Stanley was charged with leading the Emin Pasha Relief Expedition, which was to travel up the Congo River and overland to Equatoria rather than take the shorter route from the east coast. He met Swinburne in Paris in late January 1887. Swinburne was returning in the Congo from leave. He explained to Stanley how run down the king's flotilla had become, and hinted that he might lend him the company steamer Florida. When Stanley reached Boma he was told by Louis Valcke that the largest steamer, the Stanley, was damaged, the En Avant had no engine and the Royal was rotten. On 1 April 1887 Swinburne lent Stanley the Florida for use as a barge, despite knowing his boss Sanford would be furious about the loan.

In 1889, less than three years after his trip to Europe, his servant Disasi Makulo was with Swinburne when he contracted gastritis. He got ugly boils on his legs, and his condition quickly worsened.
Disasi and a friend made a hammock to carry him to Boma.
On the way they stopped at the mission station in Gombe, where the British Baptist George Grenfell took care of the invalid for two weeks.
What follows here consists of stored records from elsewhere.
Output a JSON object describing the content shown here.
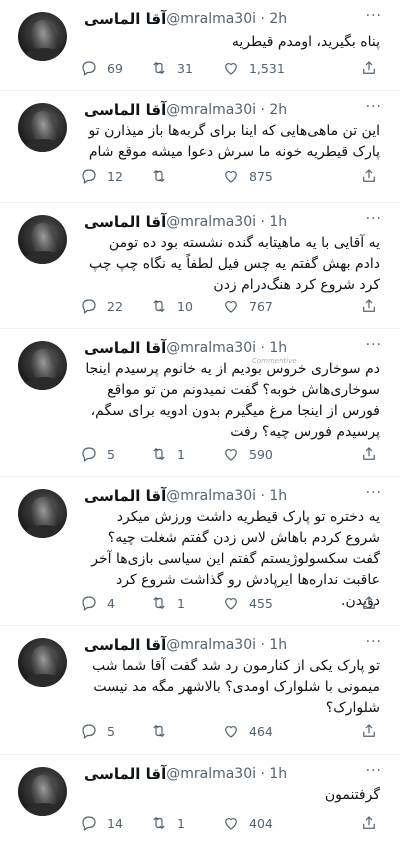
{
  "user": {
    "name": "آقا الماسی",
    "handle": "@mralma30i",
    "more_glyph": "···"
  },
  "watermark": "Commentive",
  "tweets": [
    {
      "time": "2h",
      "text": "پناه بگیرید، اومدم قیطریه",
      "replies": "69",
      "retweets": "31",
      "likes": "1,531"
    },
    {
      "time": "2h",
      "text": "این تن ماهی‌هایی که اینا برای گربه‌ها باز میذارن تو پارک قیطریه خونه ما سرش دعوا میشه موقع شام",
      "replies": "12",
      "retweets": "",
      "likes": "875"
    },
    {
      "time": "1h",
      "text": "یه آقایی با یه ماهیتابه گنده نشسته بود ده تومن دادم بهش گفتم یه چس فیل لطفاً یه نگاه چپ چپ کرد شروع کرد هنگ‌درام زدن",
      "replies": "22",
      "retweets": "10",
      "likes": "767"
    },
    {
      "time": "1h",
      "text": "دم سوخاری خروس بودیم از یه خانوم پرسیدم اینجا سوخاری‌هاش خوبه؟ گفت نمیدونم من تو مواقع فورس از اینجا مرغ میگیرم بدون ادویه برای سگم، پرسیدم فورس چیه؟ رفت",
      "replies": "5",
      "retweets": "1",
      "likes": "590"
    },
    {
      "time": "1h",
      "text": "یه دختره تو پارک قیطریه داشت ورزش میکرد شروع کردم باهاش لاس زدن گفتم شغلت چیه؟ گفت سکسولوژیستم گفتم این سیاسی بازی‌ها آخر عاقبت نداره‌ها ایرپادش رو گذاشت شروع کرد دویدن.",
      "replies": "4",
      "retweets": "1",
      "likes": "455"
    },
    {
      "time": "1h",
      "text": "تو پارک یکی از کنارمون رد شد گفت آقا شما شب میمونی با شلوارک اومدی؟ بالاشهر مگه مد نیست شلوارک؟",
      "replies": "5",
      "retweets": "",
      "likes": "464"
    },
    {
      "time": "1h",
      "text": "گرفتنمون",
      "replies": "14",
      "retweets": "1",
      "likes": "404"
    }
  ],
  "icons": {
    "reply": "reply-icon",
    "retweet": "retweet-icon",
    "like": "heart-icon",
    "share": "share-icon",
    "more": "more-icon"
  },
  "colors": {
    "text": "#0f1419",
    "secondary": "#536471",
    "divider": "#eff3f4"
  }
}
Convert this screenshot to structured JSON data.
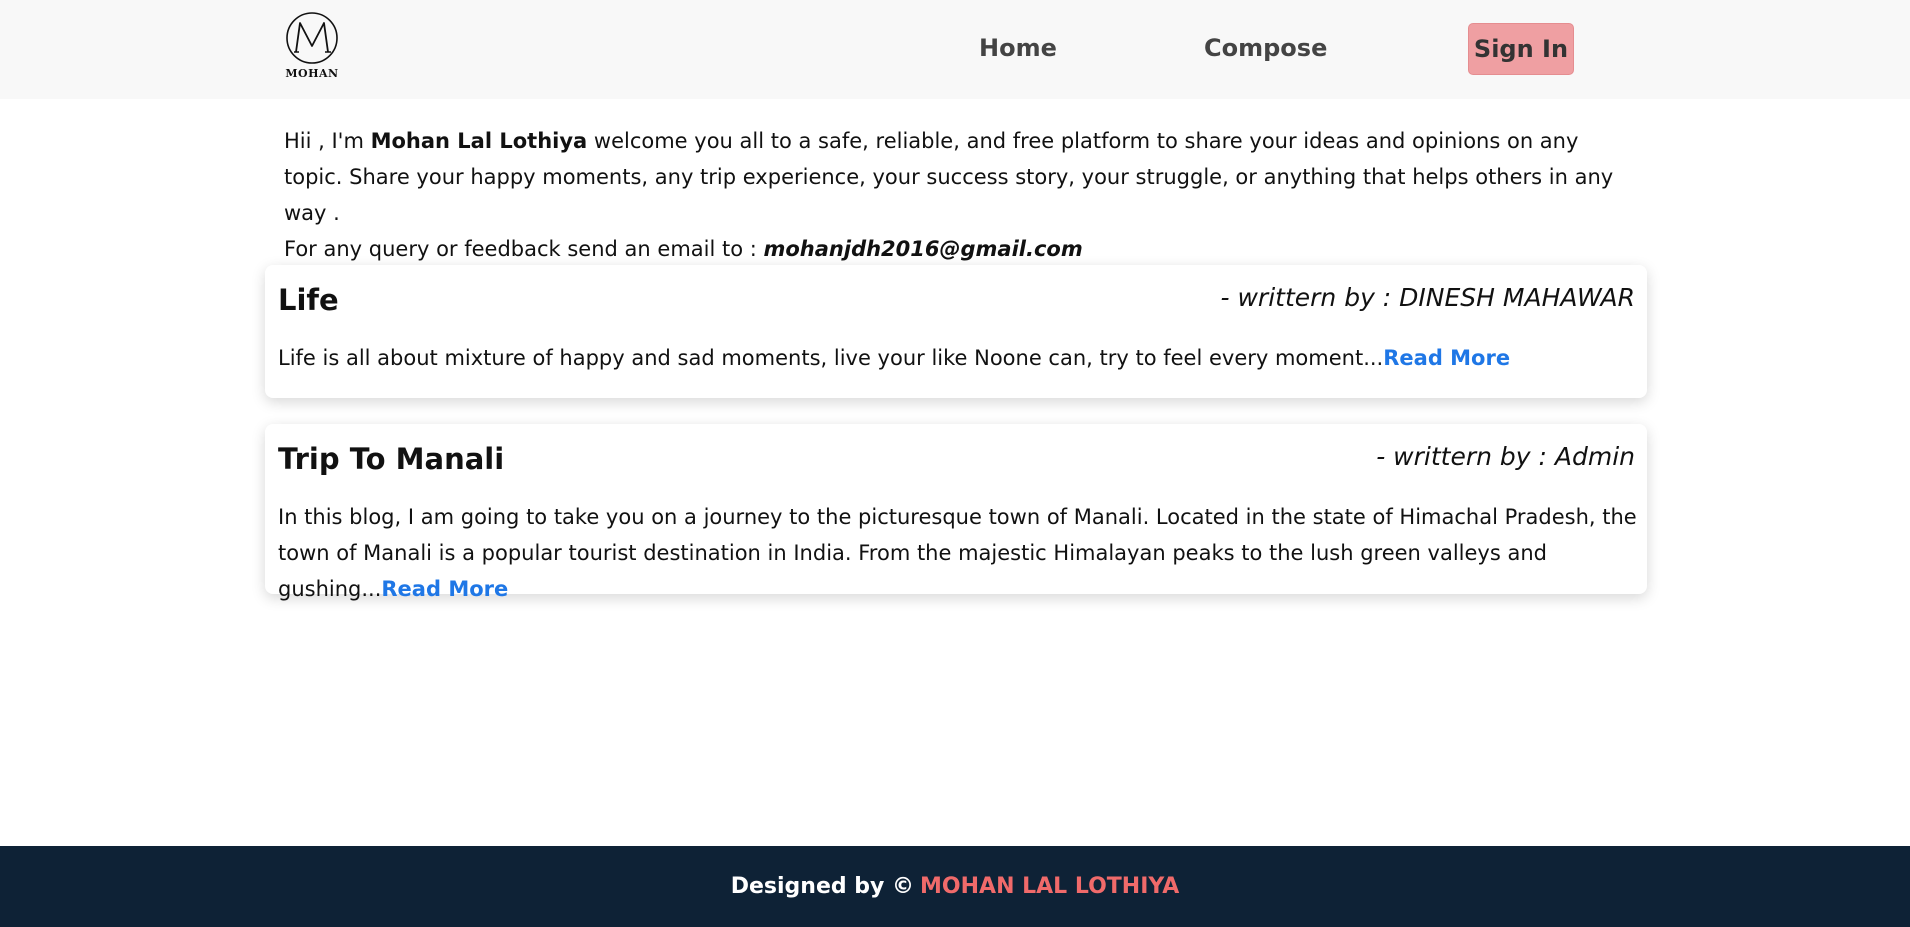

When that did not help, they travelled on to the Dutch factory in Ndunga, where Swinburne died at the age of thirty.

According to Disasi, "The whites we had met at that station immediately began preparing for the funeral. The ceremony was attended by all whites, dressed in fine costumes, and a large group of blacks. That day we thought the world was infinitely bitter, and our thoughts froze, for we did not know if we would ever receive any new support in life."
At the age of 18, Disasi Makulo became an assistant to the missionary George Grenfell.